Children with oral teratomas [1],[2] have less dramatic respiratory behavior compared with children having other head and neck presentations. When the oral teratomas grow, they usually tend to protrude outside the mouth, rather than posteriorly toward the oropharynx, [1] but if not pedunculated, it can lead to total airway obstruction. [1],[2] Children with oral teratomas have been reported to have associated anomalies [1],[2] including cleft palate, cystic hygroma and other multifocal teratomas. Various methods of intubation are described which include both conventional nasal intubation and fiberoptic nasal intubation. Miyoshi et al. described [3] a case in which mask ventilation and laryngoscopy were considered impossible and fiberoptic nasal intubation was successfully performed with topical anesthesia without sedation. We also expected difficult mask ventilation in our case, but we were able to perform laryngoscopy as the peduncle was not occupying measure working place for laryngoscopy. Diaz [4] described nasal intubation under inhalation induction with halothane in a case of pharyngeal teratoma where the peduncle of mass was also obstructing the right nasal airway. One advantage of nasal intubation is better working space available for surgeon. At the same time, approaching and dissection of the peduncle is difficult as the endotracheal tube would be in front of the cleft palate. Intubating with a preformed RAE tube would have been better in our case and it was not performed because of unavailability of appropriate sized tube. Sevoflurane is the preferred agent for induction because of smooth and faster induction.

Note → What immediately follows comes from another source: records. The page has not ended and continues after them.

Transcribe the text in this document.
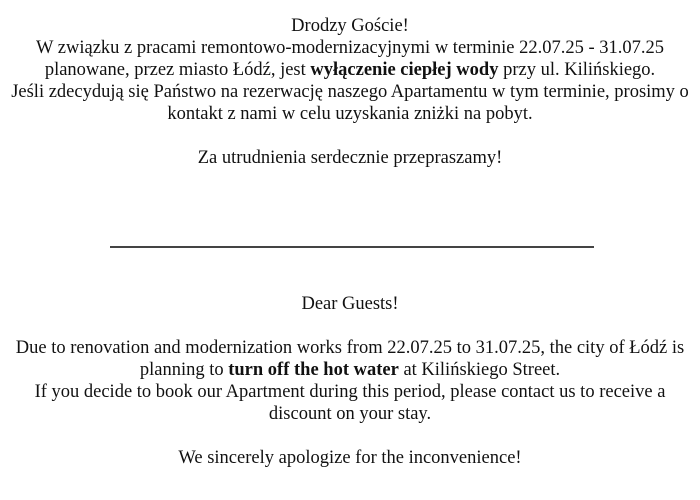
Drodzy Goście!
W związku z pracami remontowo-modernizacyjnymi w terminie 22.07.25 - 31.07.25
planowane, przez miasto Łódź, jest wyłączenie ciepłej wody przy ul. Kilińskiego.
Jeśli zdecydują się Państwo na rezerwację naszego Apartamentu w tym terminie, prosimy o
kontakt z nami w celu uzyskania zniżki na pobyt.
Za utrudnienia serdecznie przepraszamy!
Dear Guests!
Due to renovation and modernization works from 22.07.25 to 31.07.25, the city of Łódź is
planning to turn off the hot water at Kilińskiego Street.
If you decide to book our Apartment during this period, please contact us to receive a
discount on your stay.
We sincerely apologize for the inconvenience!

Induction with halothane has been described but it can cause bradycardia and arrhythmias. Though use of flexible fiberoptic intubation [3] has been described, considerable skill is required to perform it in a limited time frame as rapid emergence from inhalational agent may result in laryngospasm, particularly with sevoflurane. To conclude, goals of the management in a case of oropharyngeal teratoma include (a) careful assessments of airway and provision for alternative emergency surgical airway (b) exclusion of any congenital lesions (c) check laryngoscopy if possible and (d) establishment of reliable airway under inhalation induction, preferably with sevoflurane.

References

1Izadi K, Smith M, Askari M, Hackam D, Hameed AA, Bradley JP. A patient with an epignathus: Management of a large oropharyngeal teratoma in a newborn. J Craniofac Surg 2003;14:468-72.
2Becker S, Schφn R, Gutwald R, Otten JE, Maier W, Hentschel R, et al. Congenital teratoma with a cleft palate: Report of a case. Br J Oral Maxillofac Surg 2007;45:326-7.
3Miyoshi E, Kitamura S, Kinouchi K, Fukumitsu K, Nagai S. Anesthetic Management for Newborn Pharyngeal Teratoma. Jpn J Anesthesiol 1999;48:884-7.
4Diaz JH, Stedman PM, LeTard FX. Perioperative Management of Newborn Pharyngeal Teratomas. Anesthesiology 1984;61:608-10.